Proxy Sites That Don't Use Flash, Cookies, or Your Data: What "Clean" Actually Means
Search for "proxy sites don't use" and you'll find it autocompletes in a few different directions, don't use Flash, don't use cookies, don't use logs, don't use ads. That's not a coincidence. It's basically people trying to figure out the same thing from different angles: which proxies are actually clean to use, and which ones are quietly doing something you wouldn't sign up for if it were spelled out.
So let's go through what "doesn't use X" actually means for each of those, because they're not interchangeable, and knowing the difference will save you from picking a bad one.
Proxy sites that don't use Flash
This one's mostly a legacy concern at this point, but it still shows up in searches a lot, so it's worth clearing up. Years ago, a chunk of web proxies, especially the ones built for streaming or bypassing school filters, ran on Flash-based players to load video or handle certain redirects. That's basically gone now. Flash was officially discontinued at the end of 2020, and no modern browser will run it at all.
So if you're wondering whether a given proxy site "doesn't use Flash," the honest answer is: essentially none of them do anymore, because they can't. Any legitimate, currently working proxy is built on standard HTML, JavaScript, and HTTPS. If a site is still asking you to install a Flash plugin to work, that's not a sign of an old-school tool, that's a sign of something sketchy pretending to be one, often bundled with adware.
Proxy sites that don't use cookies
This is a more relevant question today. Cookies aren't inherently bad, plenty are just there to keep a page functional, but proxies that lean on heavy tracking cookies can quietly build a profile of your browsing across sessions, which somewhat defeats the point of using a proxy for privacy in the first place.
A proxy that's serious about privacy will usually:
Use only session cookies that expire when you close the tab, rather than long-lived tracking cookies.
Say explicitly in their privacy policy what cookies are used for and let you decline non-essential ones.
Avoid third-party ad-tracking cookies that follow you off the proxy site itself.
If a proxy's cookie policy is vague, buried, or nonexistent, assume it's tracking more than it needs to.
Proxy sites that don't use (or keep) logs
This is the one that matters most if privacy is your actual goal. "No-log" gets thrown around constantly, and it's worth being a little skeptical of it, because it's an easy claim to make and a hard one to verify. A few things worth checking:
Does the privacy policy specifically say what is not logged, IP address, timestamps, sites visited, or is it just a general "we value your privacy" line with no specifics?
Has the service been around long enough, or been transparent enough, to have any kind of track record?

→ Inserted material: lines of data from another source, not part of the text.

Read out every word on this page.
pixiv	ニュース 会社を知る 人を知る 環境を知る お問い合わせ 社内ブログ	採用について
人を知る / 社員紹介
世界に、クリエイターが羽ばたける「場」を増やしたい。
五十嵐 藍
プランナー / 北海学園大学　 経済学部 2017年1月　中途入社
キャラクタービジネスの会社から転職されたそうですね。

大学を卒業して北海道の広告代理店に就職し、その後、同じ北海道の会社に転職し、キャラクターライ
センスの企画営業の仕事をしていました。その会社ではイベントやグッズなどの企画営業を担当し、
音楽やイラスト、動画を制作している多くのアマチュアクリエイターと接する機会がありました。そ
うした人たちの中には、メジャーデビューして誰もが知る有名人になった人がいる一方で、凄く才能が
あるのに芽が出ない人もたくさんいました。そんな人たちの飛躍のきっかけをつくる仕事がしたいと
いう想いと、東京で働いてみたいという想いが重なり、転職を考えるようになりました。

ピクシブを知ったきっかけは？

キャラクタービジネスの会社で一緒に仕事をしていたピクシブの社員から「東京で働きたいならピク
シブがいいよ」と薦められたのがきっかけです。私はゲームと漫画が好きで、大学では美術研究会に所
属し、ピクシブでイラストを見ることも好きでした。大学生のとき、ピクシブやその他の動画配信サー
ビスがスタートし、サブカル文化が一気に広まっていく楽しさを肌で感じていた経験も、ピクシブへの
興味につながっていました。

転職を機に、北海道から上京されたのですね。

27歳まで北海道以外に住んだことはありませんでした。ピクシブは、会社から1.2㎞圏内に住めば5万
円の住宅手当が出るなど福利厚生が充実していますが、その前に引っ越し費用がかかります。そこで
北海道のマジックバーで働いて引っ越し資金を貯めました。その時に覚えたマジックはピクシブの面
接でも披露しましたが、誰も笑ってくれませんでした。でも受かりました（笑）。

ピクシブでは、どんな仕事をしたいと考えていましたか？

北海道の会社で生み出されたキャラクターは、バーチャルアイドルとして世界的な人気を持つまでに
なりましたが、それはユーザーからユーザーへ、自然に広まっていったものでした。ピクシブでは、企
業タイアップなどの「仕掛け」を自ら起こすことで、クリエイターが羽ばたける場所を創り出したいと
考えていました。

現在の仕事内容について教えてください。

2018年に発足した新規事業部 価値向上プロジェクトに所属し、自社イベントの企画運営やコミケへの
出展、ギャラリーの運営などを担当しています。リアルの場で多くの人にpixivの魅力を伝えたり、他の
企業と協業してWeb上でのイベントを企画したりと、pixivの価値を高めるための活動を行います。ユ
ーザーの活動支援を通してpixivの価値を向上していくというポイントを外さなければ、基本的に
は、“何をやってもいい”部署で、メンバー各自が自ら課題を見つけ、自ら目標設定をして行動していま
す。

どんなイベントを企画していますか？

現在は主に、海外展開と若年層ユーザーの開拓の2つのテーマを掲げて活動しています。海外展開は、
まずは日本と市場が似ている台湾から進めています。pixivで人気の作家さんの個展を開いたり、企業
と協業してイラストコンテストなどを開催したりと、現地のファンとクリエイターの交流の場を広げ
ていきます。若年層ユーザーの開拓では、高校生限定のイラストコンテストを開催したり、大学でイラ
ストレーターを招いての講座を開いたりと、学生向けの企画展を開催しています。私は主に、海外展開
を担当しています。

Is the business model something other than "sell your data," since a free proxy service still has to pay for servers somehow?

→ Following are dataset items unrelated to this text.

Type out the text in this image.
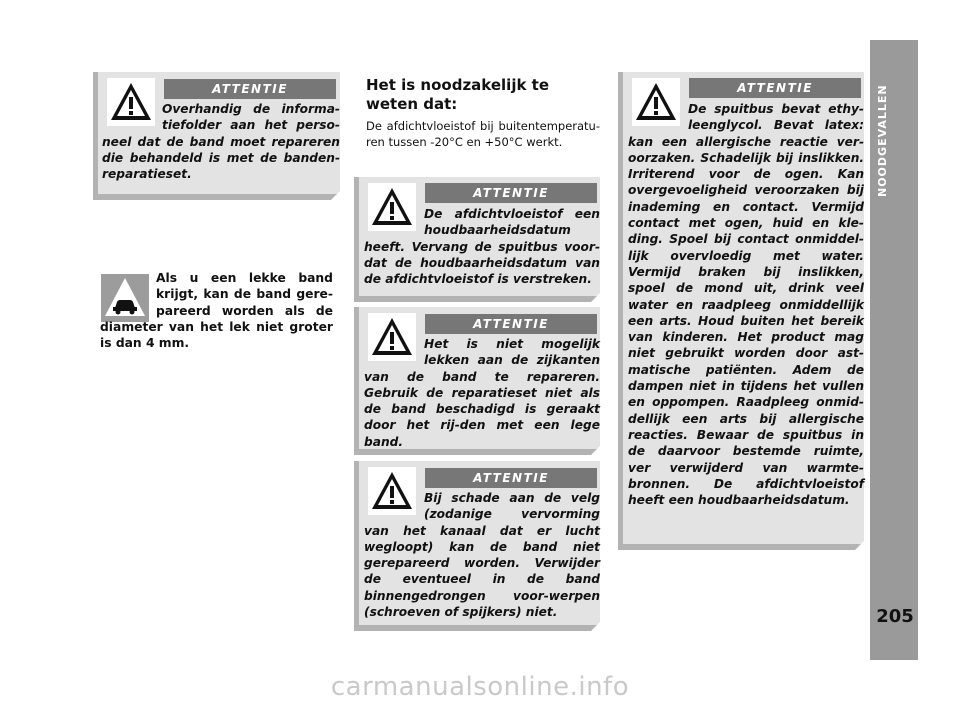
NOODGEVALLEN
205
ATTENTIE

Overhandig de informa-tiefolder aan het perso-neel dat de band moet repareren die behandeld is met de banden-reparatieset.

Het is noodzakelijk te weten dat:

De afdichtvloeistof bij buitentemperatu-ren tussen -20°C en +50°C werkt.

ATTENTIE

De afdichtvloeistof een houdbaarheidsdatum heeft. Vervang de spuitbus voor-dat de houdbaarheidsdatum van de afdichtvloeistof is verstreken.

ATTENTIE

Het is niet mogelijk lekken aan de zijkanten van de band te repareren. Gebruik de reparatieset niet als de band beschadigd is geraakt door het rij-den met een lege band.

ATTENTIE

Bij schade aan de velg (zodanige vervorming van het kanaal dat er lucht wegloopt) kan de band niet gerepareerd worden. Verwijder de eventueel in de band binnengedrongen voor-werpen (schroeven of spijkers) niet.

ATTENTIE

De spuitbus bevat ethy-leenglycol. Bevat latex: kan een allergische reactie ver-oorzaken. Schadelijk bij inslikken. Irriterend voor de ogen. Kan overgevoeligheid veroorzaken bij inademing en contact. Vermijd contact met ogen, huid en kle-ding. Spoel bij contact onmiddel-lijk overvloedig met water. Vermijd braken bij inslikken, spoel de mond uit, drink veel water en raadpleeg onmiddellijk een arts. Houd buiten het bereik van kinderen. Het product mag niet gebruikt worden door ast-matische patiënten. Adem de dampen niet in tijdens het vullen en oppompen. Raadpleeg onmid-dellijk een arts bij allergische reacties. Bewaar de spuitbus in de daarvoor bestemde ruimte, ver verwijderd van warmte-bronnen. De afdichtvloeistof heeft een houdbaarheidsdatum.

Als u een lekke band krijgt, kan de band gere-pareerd worden als de diameter van het lek niet groter is dan 4 mm.

carmanualsonline.info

No-logging claims from a proxy you found in a random top-10 list, with no company info attached, aren't worth much. Treat them as marketing copy unless there's something backing them up.
Proxy sites that don't use ads (or don't overdo them)
Free proxies need to make money somehow, and ads are the most common way. That's not automatically a problem, plenty of legitimate services run on ad revenue. The issue is how the ads are delivered. Reasonable versions show a banner or two on their own page. The problematic versions inject ads into the pages you're browsing, redirect you to pop-ups, or bundle in tracking scripts you never agreed to.
A decent way to gauge this quickly: open the proxy in a fresh, unimportant browser tab and see what happens when you load a page through it. Constant redirects, pop-unders, or a flood of unrelated ads layered onto the site you're viewing is a clear signal to close the tab and look elsewhere.
Proxy sites that don't use encryption (and why that's the real dealbreaker)
Out of everything on this list, this is the one that should actually stop you. A proxy that doesn't use HTTPS, both for its own site and for the connection it's relaying, is passing your traffic along in a way that can potentially be read by anyone in between, including on public wifi. That's a genuinely different risk category than ads or cookies. Check for the padlock icon on the proxy's own page before you even consider using it for anything beyond the most throwaway browsing.
If you're trying to find a proxy that checks the "doesn't use" boxes that actually matter, prioritize in this order:
Uses HTTPS, non-negotiable, this is a security issue, not a preference.
Doesn't log your activity, and says so specifically, not vaguely.
Doesn't rely on invasive ads or third-party trackers.
Minimizes cookies to what's functionally necessary.
Flash is a non-issue at this point, any working proxy has already left it behind.
None of this makes a web proxy equivalent to a full VPN, it still isn't encrypting your whole connection, and the operator can generally still see your real IP. But for the narrower job most people are using a proxy for, these are the actual things worth checking, rather than trusting a site because it's the first result or because its homepage says "100% safe" in bold letters.